Duke Shows Surprising Strength

LOUISIANA: SENATE RACE

AMERICA may hear a lot more about maverick Republican David Duke. Mr. Duke, a former Klansman, sent a scare through the Louisiana political establishment over the weekend when he captured 44 percent of the vote in the US Senate election. Among whites, his vote reached 61 percent.

Many Louisiana leaders are flabbergasted that Duke, a former grand wizard of the Ku Klux Klan, a man who once paraded in a Nazi uniform, a man who sold pro-Hitler books, could run so strongly against incumbent Democratic Sen. J. Bennett Johnston, who won with 54 percent of the vote.

Duke's strong showing was no surprise, however, to those who listened to large, cheering crowds of whites roaring approval of his speeches, and watched them pouring thousands of dollars for his campaign into plastic buckets at Duke rallies.

``As long as David Duke is in Louisiana, we're going to have problems,'' says Fletcher Thorne-Thomsen, a Shreveport businessman and official with the Louisiana Coalition Against Racism and Nazism.

Duke's next political foray could be a run against incumbent Democrat Gov. Buddy Roemer in 1991. But his long-range target, analysts say, is Washington.

Duke's Louisiana critics charge that he is dressing up subtle racism in a new, palatable form that can be swallowed by whites who are angry about crime, welfare, and a weakening economy. As Mr. Thorne-Thomsen explains it:

``Duke has given a great many whites the opportunity to call blacks `niggers' again. When you get 61 percent Duke support among whites, that is a strong statement, and one that really bothers me.''

Wayne Parent, a political scientist at Louisiana State University, says he was ``a little stunned'' by the Duke vote. Professor Parent says Duke's power reflects ``a sense of frustration, perhaps unique here, due to a decade of economic problems. They don't know who to blame. Duke blames someone - blacks - who ironically are even worse off.''

Parent's early analysis of the vote in the Saturday election shows Duke's greatest strength came from low-income whites.

But the professor says another major factor in Duke's success was Senator Johnston's own political weakness. Several analysts say he has lost touch with Louisiana. He angered conservatives when, as they see it, he cozied up to Senate liberals by leading Southern opposition to Supreme Court nominee Robert Bork, a man greatly admired in Louisiana.

The Duke campaign both embarrassed and humiliated Louisiana Republicans. At first, party leaders renounced Duke's candidacy and fielded their own choice, state Sen. Ben Bagert.

But Republican officials soon saw that with Mr.
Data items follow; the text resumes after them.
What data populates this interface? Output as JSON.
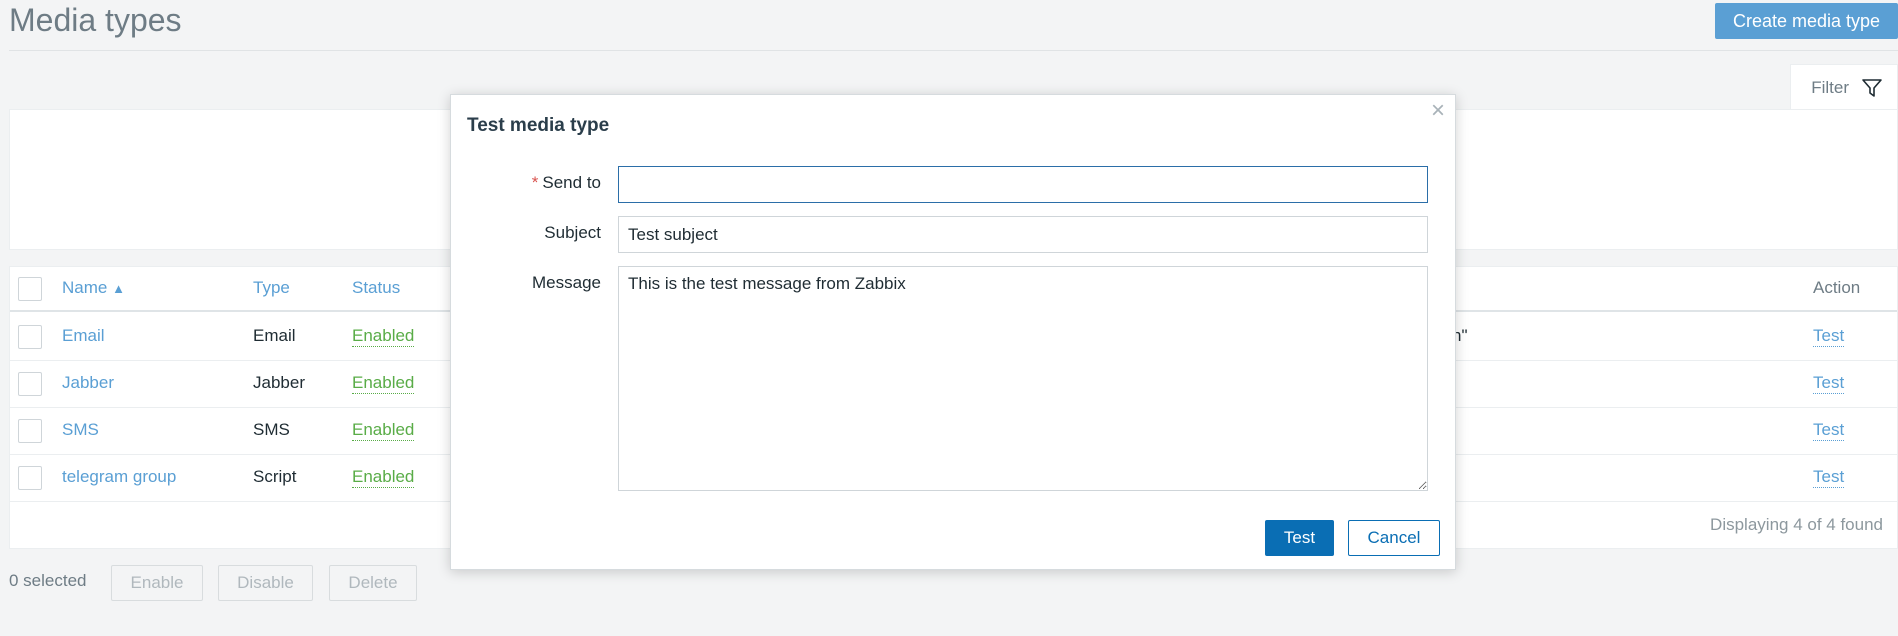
{
  "header": {
    "title": "Media types",
    "create_button": "Create media type"
  },
  "filter": {
    "label": "Filter"
  },
  "table": {
    "columns": {
      "name": "Name",
      "sort_indicator": "▲",
      "type": "Type",
      "status": "Status",
      "action": "Action"
    },
    "rows": [
      {
        "name": "Email",
        "type": "Email",
        "status": "Enabled",
        "details_fragment": "n\"",
        "action": "Test"
      },
      {
        "name": "Jabber",
        "type": "Jabber",
        "status": "Enabled",
        "action": "Test"
      },
      {
        "name": "SMS",
        "type": "SMS",
        "status": "Enabled",
        "action": "Test"
      },
      {
        "name": "telegram group",
        "type": "Script",
        "status": "Enabled",
        "action": "Test"
      }
    ],
    "footer": "Displaying 4 of 4 found"
  },
  "bulk": {
    "selected": "0 selected",
    "enable": "Enable",
    "disable": "Disable",
    "delete": "Delete"
  },
  "dialog": {
    "title": "Test media type",
    "close": "×",
    "required_marker": "*",
    "send_to_label": "Send to",
    "send_to_value": "",
    "subject_label": "Subject",
    "subject_value": "Test subject",
    "message_label": "Message",
    "message_value": "This is the test message from Zabbix",
    "test_button": "Test",
    "cancel_button": "Cancel"
  },
  "colors": {
    "link": "#5a9fd4",
    "enabled": "#59ac47",
    "primary": "#0a6eb4",
    "required": "#d9534f"
  },
  "icons": {
    "filter": "funnel-icon"
  }
}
Bagert in the nonpartisan primary, the anti-Duke vote would be divided, and Johnston would fall short of the 50 percent needed to avoid a run-off election. Bagert dropped out of the race late last week.
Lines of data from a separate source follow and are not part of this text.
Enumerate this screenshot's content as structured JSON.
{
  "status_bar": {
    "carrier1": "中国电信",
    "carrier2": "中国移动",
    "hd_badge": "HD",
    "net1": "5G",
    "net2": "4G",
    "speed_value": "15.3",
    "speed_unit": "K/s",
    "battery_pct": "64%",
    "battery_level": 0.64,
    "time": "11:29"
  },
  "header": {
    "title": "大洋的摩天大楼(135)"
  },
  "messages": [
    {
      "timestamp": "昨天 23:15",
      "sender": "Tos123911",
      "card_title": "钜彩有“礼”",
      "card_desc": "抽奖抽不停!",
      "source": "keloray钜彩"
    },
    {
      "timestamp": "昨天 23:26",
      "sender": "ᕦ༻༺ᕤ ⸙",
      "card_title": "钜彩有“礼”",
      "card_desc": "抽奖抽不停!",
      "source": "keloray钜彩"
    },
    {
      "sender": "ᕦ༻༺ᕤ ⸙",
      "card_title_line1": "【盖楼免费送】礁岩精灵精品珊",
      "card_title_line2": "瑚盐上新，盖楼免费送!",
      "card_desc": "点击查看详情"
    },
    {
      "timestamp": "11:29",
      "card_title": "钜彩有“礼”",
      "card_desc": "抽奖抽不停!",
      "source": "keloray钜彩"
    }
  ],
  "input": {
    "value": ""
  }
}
Parent says Duke's campaign indicates that he is ``a little more radical'' than other Southern populists like former Alabama Gov. George Wallace. He's also ``a lot more frightening to a lot of people,'' Parent says.
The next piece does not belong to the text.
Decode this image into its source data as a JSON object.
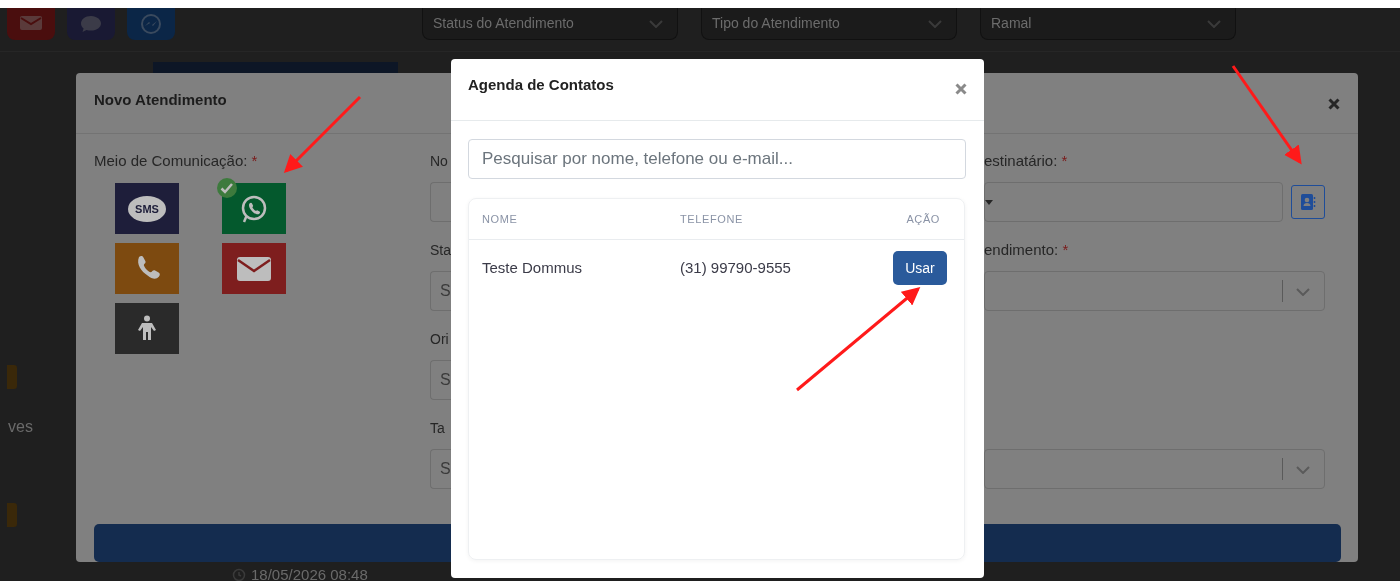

In the end, Duke got nearly twice as many votes as opinion polls predicted - possible proof of what Duke strategists claimed was his ``hidden vote.''

Thorne-Thomsen says Duke ``accomplished everything he wanted except getting into the runoff. ... He never expected to be senator, but he accomplished a lot. He made himself credible.''

Duke told supporters the fight is not over: ``We are going to build a political movement in this country and bring back the rights of the American majority.''

In fact, that's something that worries critics like Thorne-Thomsen. They say much of what Duke talks about - renouncing affirmative action, denouncing forced busing, reducing the birthrate of welfare recipients - resonates well with a large cross section of Americans.

Other candidates, possibly without Duke's Klan background, could leverage his issues to a growing, antiblack political movement, they say. And that could spell trouble for both the Republicans and Democrats.